Craig Robinson is a funny guy. You know this from seeing him in The Office, Hot Tub Time Machine, Brooklyn Nine-Nine, and multiple Seth Rogen movies. But he turns the funny down — just a little, though — in Morris From America, a dramedy about a father (Robinson) trying to acclimate to living in a small German town as his young son (Morris, played by Markees Christmas) does the same — while also nursing dreams of one day becoming a rapper.
The film screened at this year’s Sundance Film Festival, where it won director/writer Chad Haritgan the Waldo Salt Screenwriting Award and Robinson the Special Jury Award for Individual Performance.
“It blew my mind,” Robinson says of the reception it received. “I was just happy to have a movie at Sundance, and then happy that it got some nice critical acclaim. Still on cloud nine from that.”

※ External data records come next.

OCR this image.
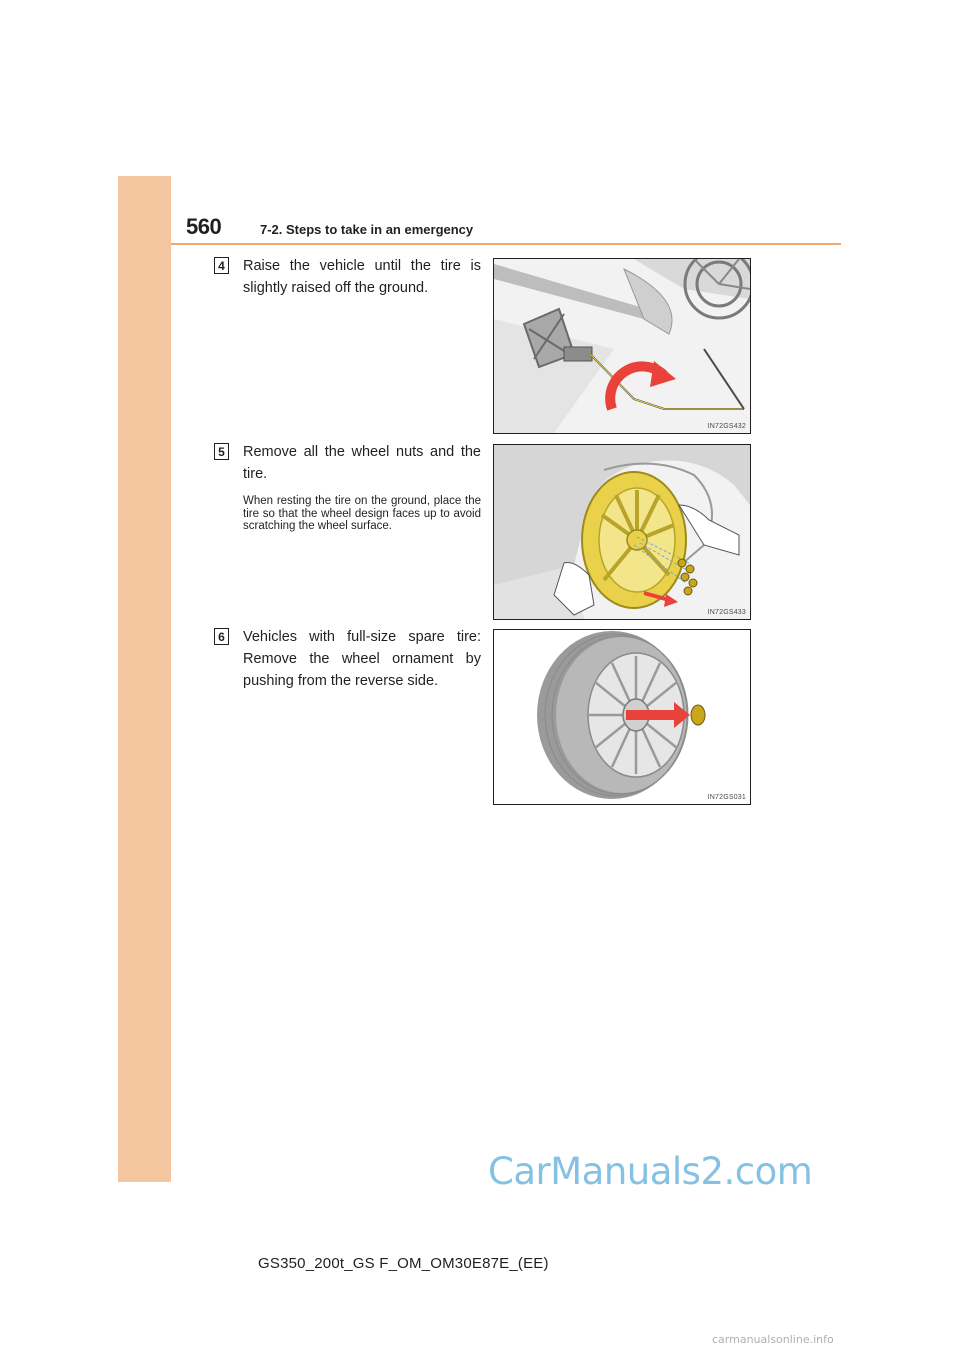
560	7-2. Steps to take in an emergency
4 Raise the vehicle until the tire is slightly raised off the ground.
IN72GS432
5 Remove all the wheel nuts and the tire.
When resting the tire on the ground, place the tire so that the wheel design faces up to avoid scratching the wheel surface.
IN72GS433
6 Vehicles with full-size spare tire: Remove the wheel ornament by pushing from the reverse side.
IN72GS031
GS350_200t_GS F_OM_OM30E87E_(EE)
CarManuals2.com
carmanualsonline.info
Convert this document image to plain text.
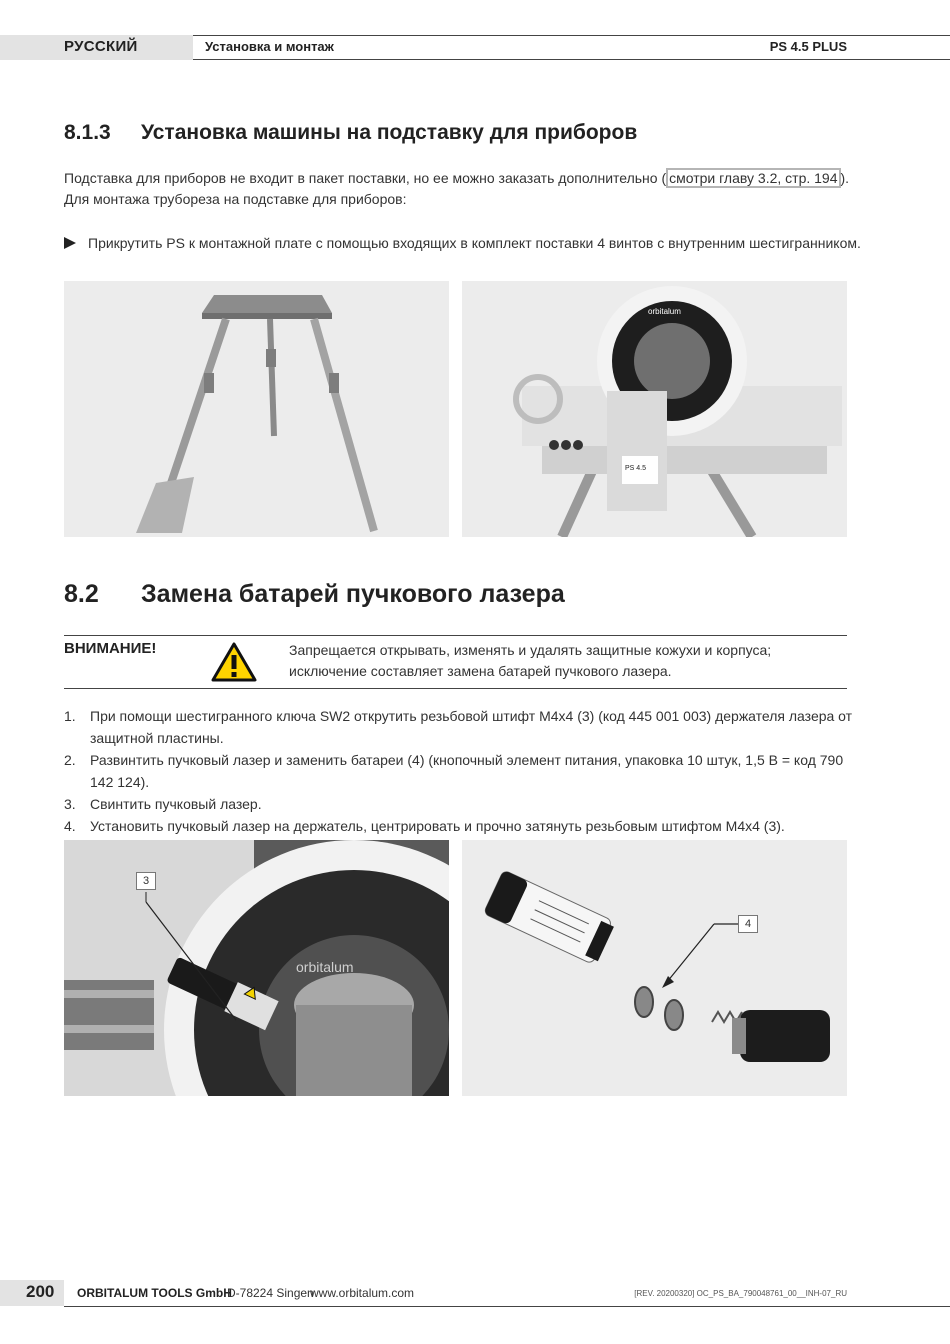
РУССКИЙ	Установка и монтаж	PS 4.5 PLUS
8.1.3 Установка машины на подставку для приборов
Подставка для приборов не входит в пакет поставки, но ее можно заказать дополнительно ( смотри главу 3.2, стр. 194 ).
Для монтажа труборезa на подставке для приборов:
Прикрутить PS к монтажной плате с помощью входящих в комплект поставки 4 винтов с внутренним шестигранником.
PS 4.5
orbitalum
8.2 Замена батарей пучкового лазера
ВНИМАНИЕ!	Запрещается открывать, изменять и удалять защитные кожухи и корпуса; исключение составляет замена батарей пучкового лазера.
1. При помощи шестигранного ключа SW2 открутить резьбовой штифт M4x4 (3) (код 445 001 003) держателя лазера от защитной пластины.
2. Развинтить пучковый лазер и заменить батареи (4) (кнопочный элемент питания, упаковка 10 штук, 1,5 B = код 790 142 124).
3. Свинтить пучковый лазер.
4. Установить пучковый лазер на держатель, центрировать и прочно затянуть резьбовым штифтом M4x4 (3).
orbitalum
3
4
200 ORBITALUM TOOLS GmbH
D-78224 Singen
www.orbitalum.com	[REV. 20200320] OC_PS_BA_790048761_00__INH-07_RU
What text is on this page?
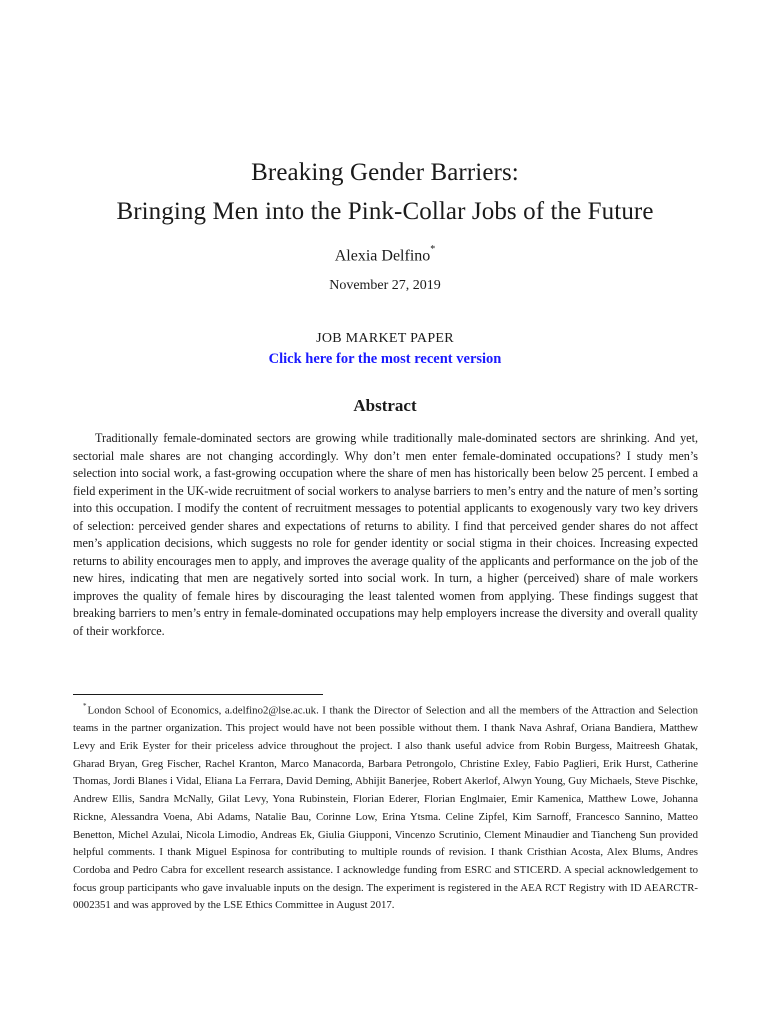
Breaking Gender Barriers:
Bringing Men into the Pink-Collar Jobs of the Future
Alexia Delfino*
November 27, 2019
JOB MARKET PAPER
Click here for the most recent version
Abstract
Traditionally female-dominated sectors are growing while traditionally male-dominated sectors are shrinking. And yet, sectorial male shares are not changing accordingly. Why don’t men enter female-dominated occupations? I study men’s selection into social work, a fast-growing occupation where the share of men has historically been below 25 percent. I embed a field experiment in the UK-wide recruitment of social workers to analyse barriers to men’s entry and the nature of men’s sorting into this occupation. I modify the content of recruitment messages to potential applicants to exogenously vary two key drivers of selection: perceived gender shares and expectations of returns to ability. I find that perceived gender shares do not affect men’s application decisions, which suggests no role for gender identity or social stigma in their choices. Increasing expected returns to ability encourages men to apply, and improves the average quality of the applicants and performance on the job of the new hires, indicating that men are negatively sorted into social work. In turn, a higher (perceived) share of male workers improves the quality of female hires by discouraging the least talented women from applying. These findings suggest that breaking barriers to men’s entry in female-dominated occupations may help employers increase the diversity and overall quality of their workforce.
*London School of Economics, a.delfino2@lse.ac.uk. I thank the Director of Selection and all the members of the Attraction and Selection teams in the partner organization. This project would have not been possible without them. I thank Nava Ashraf, Oriana Bandiera, Matthew Levy and Erik Eyster for their priceless advice throughout the project. I also thank useful advice from Robin Burgess, Maitreesh Ghatak, Gharad Bryan, Greg Fischer, Rachel Kranton, Marco Manacorda, Barbara Petrongolo, Christine Exley, Fabio Paglieri, Erik Hurst, Catherine Thomas, Jordi Blanes i Vidal, Eliana La Ferrara, David Deming, Abhijit Banerjee, Robert Akerlof, Alwyn Young, Guy Michaels, Steve Pischke, Andrew Ellis, Sandra McNally, Gilat Levy, Yona Rubinstein, Florian Ederer, Florian Englmaier, Emir Kamenica, Matthew Lowe, Johanna Rickne, Alessandra Voena, Abi Adams, Natalie Bau, Corinne Low, Erina Ytsma. Celine Zipfel, Kim Sarnoff, Francesco Sannino, Matteo Benetton, Michel Azulai, Nicola Limodio, Andreas Ek, Giulia Giupponi, Vincenzo Scrutinio, Clement Minaudier and Tiancheng Sun provided helpful comments. I thank Miguel Espinosa for contributing to multiple rounds of revision. I thank Cristhian Acosta, Alex Blums, Andres Cordoba and Pedro Cabra for excellent research assistance. I acknowledge funding from ESRC and STICERD. A special acknowledgement to focus group participants who gave invaluable inputs on the design. The experiment is registered in the AEA RCT Registry with ID AEARCTR-0002351 and was approved by the LSE Ethics Committee in August 2017.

Robinson took a break from hanging out on cloud nine to talk more about making Morris From America, what it’s like doing more dramatic roles (he’s also on USA’s Mr. Robot this season), and why the world needs this movie — which arrives in theaters Friday — now more than ever.
ENTERTAINMENT WEEKLY: I just finished the movie, and I was tearing up at my desk at the final scene with you and Morris in the car.
CRAIG ROBINSON: Thank you! I tear up at that every single time. It’s crazy. [Laughs] I’m sitting here, I’m like, “Craig, what are you doing? It’s you, you know it’s happening.”
You’re just so moved by your own performance.
[Laughs] See, that’s not even how I wanted it to come out! I think it’s more because I see the kid cry. And the words are so beautiful. So that’s what it is. Not, “Oh my god, here I come again!” [Laughs]
This is a change in tone from your previous projects. What made you want to do it?
I loved the script. I liked the way my character talked, I liked the relationship he has with his son, I like that he has to learn from his son. It was just a lot of things that made me respond to it.
And this is one of a couple recent roles you’ve taken on that are more dramatic. You’re also on Mr. Robot. How’d that happen?
I was approached by my agent, who said they were interested in me for Mr. Robot. Then I binge-watched the show and I was like, uh, I would like this. Show me how I’m gonna fit in there, but yeah, I would love it. So I talked with [Mr. Robot creator Sam Esmail], and he explained to me what he wanted in the character without fully telling me what the whole character’s thing was, so it’s all secretive. Very under wraps.
That must be a very different experience than, say, being in a Judd Apatow movie.
Yeah, absolutely. First of all, the monologues. I probably have more words to say in Mr. Robot than I’ve had in my entire career put together.
Back to Morris: Was this actually filmed in Germany? How was that?
Yeah. Amazing. My first time in Germany. We started off in Heidelberg, which is this quaint, nice town. The Germans, they shoot just like the Americans, except for, if it’s a 10-hour day, they’re leaving at 5. You don’t go to 5:30, 6, 7. No. And then we had a fest for everything. Like, when I got there, it was the middle of the shoot, so we had a Middle of the Shoot Fest. And then when we were leaving Heidelberg a week later, it was Heidelberg Fest. And then when I left a week later, there was Craig Fest. It was awesome.
What happened at Craig Fest?
We all got together and drank and ate and danced a little bit. I played the piano a lot.
You have such great chemistry with Markees Christmas, who plays Morris. What was your off-screen relationship with him like?
I was like a big brother. He’s a great kid. Everything is just brand new to him. His first time on a plane, first time in Germany, first movie. He handled it like a pro, but with this really big-kid smile.
Why should people see this movie?
Especially in this climate that we’re in nowadays, we’re all on the same team. We need each other. It’s a nice reminder of that. To trust each other, respect each other, and that we do need each other and we’re better off when we work together.